2002 Journalism prize winner

   Journalism prize winner  

Yasmin Alibhai-Brown

Columnist, The Independent

Yasmin Alibhai-Brown came to this country in 1972 from Uganda. She completed her M.Phil. in literature at Oxford in 1975. She is a journalist who has written for The Guardian, Observer, New York Times, Time, Newsweek, Daily Mail and other newspapers and is now a regular columnist on The Independent and London’s Evening Standard. She is also a radio and television broadcaster and author of several books. Her book, No Place Like Home, was an autobiographical account of a twice removed immigrant.

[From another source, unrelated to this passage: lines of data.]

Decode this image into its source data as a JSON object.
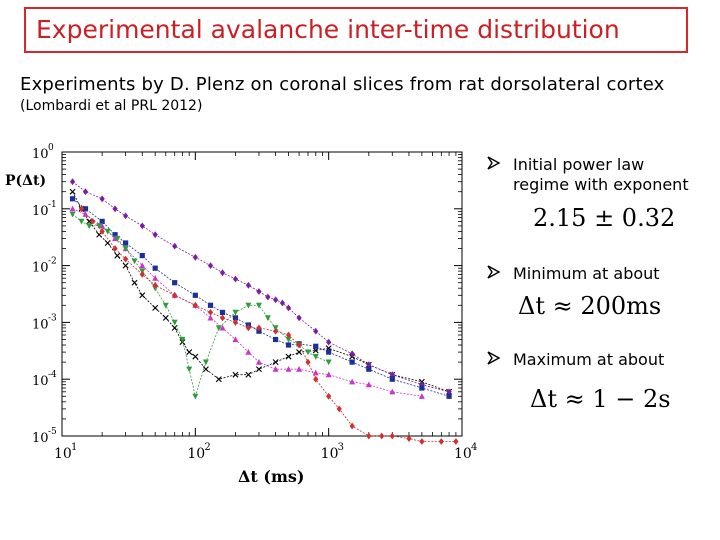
{
  "header": {
    "title": "Experimental avalanche  inter-time distribution",
    "subtitle": "Experiments by D. Plenz on coronal slices from rat dorsolateral cortex",
    "citation": "(Lombardi et al PRL 2012)"
  },
  "bullets": [
    {
      "icon": "arrow-bullet-icon",
      "line1": "Initial power law",
      "line2": "regime with exponent",
      "formula": "2.15 ± 0.32"
    },
    {
      "icon": "arrow-bullet-icon",
      "line1": "Minimum at about",
      "line2": "",
      "formula": "Δt ≈ 200ms"
    },
    {
      "icon": "arrow-bullet-icon",
      "line1": "Maximum at about",
      "line2": "",
      "formula": "Δt ≈ 1 − 2s"
    }
  ],
  "colors": {
    "title_red": "#cc1f24",
    "box_red": "#d9262b"
  },
  "chart_data": {
    "type": "scatter",
    "title": "",
    "xlabel": "Δt (ms)",
    "ylabel": "P(Δt)",
    "xscale": "log",
    "yscale": "log",
    "xlim": [
      10,
      10000
    ],
    "ylim": [
      1e-05,
      1
    ],
    "x_ticks": [
      {
        "base": "10",
        "exp": "1",
        "value": 10
      },
      {
        "base": "10",
        "exp": "2",
        "value": 100
      },
      {
        "base": "10",
        "exp": "3",
        "value": 1000
      },
      {
        "base": "10",
        "exp": "4",
        "value": 10000
      }
    ],
    "y_ticks": [
      {
        "base": "10",
        "exp": "0",
        "value": 1
      },
      {
        "base": "10",
        "exp": "-1",
        "value": 0.1
      },
      {
        "base": "10",
        "exp": "-2",
        "value": 0.01
      },
      {
        "base": "10",
        "exp": "-3",
        "value": 0.001
      },
      {
        "base": "10",
        "exp": "-4",
        "value": 0.0001
      },
      {
        "base": "10",
        "exp": "-5",
        "value": 1e-05
      }
    ],
    "series": [
      {
        "color": "#000000",
        "marker": "x",
        "x": [
          12,
          14,
          16,
          19,
          22,
          26,
          30,
          35,
          40,
          50,
          60,
          70,
          80,
          90,
          100,
          120,
          150,
          200,
          250,
          300,
          400,
          500,
          600,
          800,
          1000,
          1500,
          2000,
          3000,
          5000,
          8000
        ],
        "y": [
          0.2,
          0.1,
          0.06,
          0.035,
          0.025,
          0.015,
          0.01,
          0.005,
          0.003,
          0.0018,
          0.0012,
          0.0008,
          0.00045,
          0.0003,
          0.00025,
          0.00015,
          0.0001,
          0.00012,
          0.00012,
          0.00015,
          0.0002,
          0.00025,
          0.0003,
          0.00032,
          0.00035,
          0.00025,
          0.00018,
          0.00012,
          9e-05,
          6e-05
        ]
      },
      {
        "color": "#7b1fa2",
        "marker": "diamond",
        "x": [
          12,
          15,
          20,
          25,
          30,
          40,
          50,
          70,
          100,
          130,
          160,
          200,
          250,
          300,
          350,
          400,
          450,
          500,
          600,
          800,
          1000,
          1500,
          2000,
          3000,
          5000,
          8000
        ],
        "y": [
          0.3,
          0.2,
          0.15,
          0.1,
          0.075,
          0.05,
          0.035,
          0.022,
          0.014,
          0.01,
          0.0075,
          0.0058,
          0.0045,
          0.0035,
          0.0028,
          0.0025,
          0.0022,
          0.0018,
          0.0012,
          0.0007,
          0.00045,
          0.00028,
          0.00018,
          0.00012,
          8e-05,
          6e-05
        ]
      },
      {
        "color": "#1b2f9e",
        "marker": "square",
        "x": [
          12,
          15,
          20,
          25,
          30,
          40,
          50,
          70,
          100,
          130,
          160,
          200,
          250,
          300,
          400,
          500,
          600,
          800,
          1000,
          1500,
          2000,
          3000,
          5000,
          8000
        ],
        "y": [
          0.15,
          0.1,
          0.06,
          0.035,
          0.025,
          0.015,
          0.009,
          0.005,
          0.003,
          0.002,
          0.0015,
          0.0012,
          0.0009,
          0.0007,
          0.0005,
          0.0004,
          0.00042,
          0.00038,
          0.0003,
          0.0002,
          0.00015,
          0.0001,
          7e-05,
          5e-05
        ]
      },
      {
        "color": "#cc33cc",
        "marker": "triangle",
        "x": [
          12,
          15,
          20,
          25,
          30,
          40,
          50,
          70,
          100,
          130,
          160,
          200,
          250,
          300,
          400,
          500,
          600,
          800,
          1000,
          1500,
          2000,
          3000,
          5000
        ],
        "y": [
          0.1,
          0.08,
          0.05,
          0.03,
          0.02,
          0.01,
          0.006,
          0.003,
          0.002,
          0.0012,
          0.0008,
          0.0005,
          0.0003,
          0.0002,
          0.00015,
          0.00015,
          0.00015,
          0.00013,
          0.00012,
          9e-05,
          8e-05,
          6e-05,
          5e-05
        ]
      },
      {
        "color": "#2e9e3a",
        "marker": "triangle-down",
        "x": [
          12,
          14,
          16,
          19,
          22,
          26,
          30,
          35,
          40,
          50,
          60,
          70,
          80,
          90,
          100,
          120,
          150,
          200,
          250,
          300,
          350,
          400,
          500,
          600,
          700,
          800,
          1000
        ],
        "y": [
          0.08,
          0.06,
          0.05,
          0.05,
          0.04,
          0.03,
          0.02,
          0.012,
          0.008,
          0.004,
          0.002,
          0.001,
          0.0005,
          0.00015,
          5e-05,
          0.0002,
          0.0008,
          0.0015,
          0.002,
          0.002,
          0.0012,
          0.0008,
          0.0005,
          0.0004,
          0.0003,
          0.00025,
          0.0002
        ]
      },
      {
        "color": "#d32f2f",
        "marker": "diamond",
        "x": [
          14,
          17,
          20,
          25,
          30,
          40,
          50,
          70,
          100,
          130,
          160,
          200,
          250,
          300,
          400,
          500,
          600,
          700,
          800,
          1000,
          1200,
          1500,
          2000,
          2500,
          3000,
          4000,
          5000,
          7000,
          9000
        ],
        "y": [
          0.1,
          0.06,
          0.04,
          0.02,
          0.013,
          0.007,
          0.0045,
          0.003,
          0.002,
          0.0015,
          0.0012,
          0.001,
          0.0008,
          0.0008,
          0.0007,
          0.0006,
          0.0004,
          0.0002,
          0.0001,
          5e-05,
          3e-05,
          1.5e-05,
          1e-05,
          1e-05,
          1e-05,
          9e-06,
          8e-06,
          8e-06,
          8e-06
        ]
      }
    ]
  }
}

From 1996 to 2001 she was a Research Fellow at the Institute for Public Policy Research which published True Colours on the role of government on racial attitudes. Tony Blair launched the book in March 1999. She is a senior fellow at the Foreign Policy Centre. In 2000 she published, Who Do We Think We Are? which went on to be published in the US too, an acclaimed book on the state of the nation. After Multiculturalism, a pamphlet re-assessing the multicultural ideology in Britain was the first critical examination by a social democrat of a settled and now damaging orthodoxy. In 2001 came the publication of Mixed Feelings, a book on mixed race Britons. Her most recent book is The Settler’s Cookbook (2009).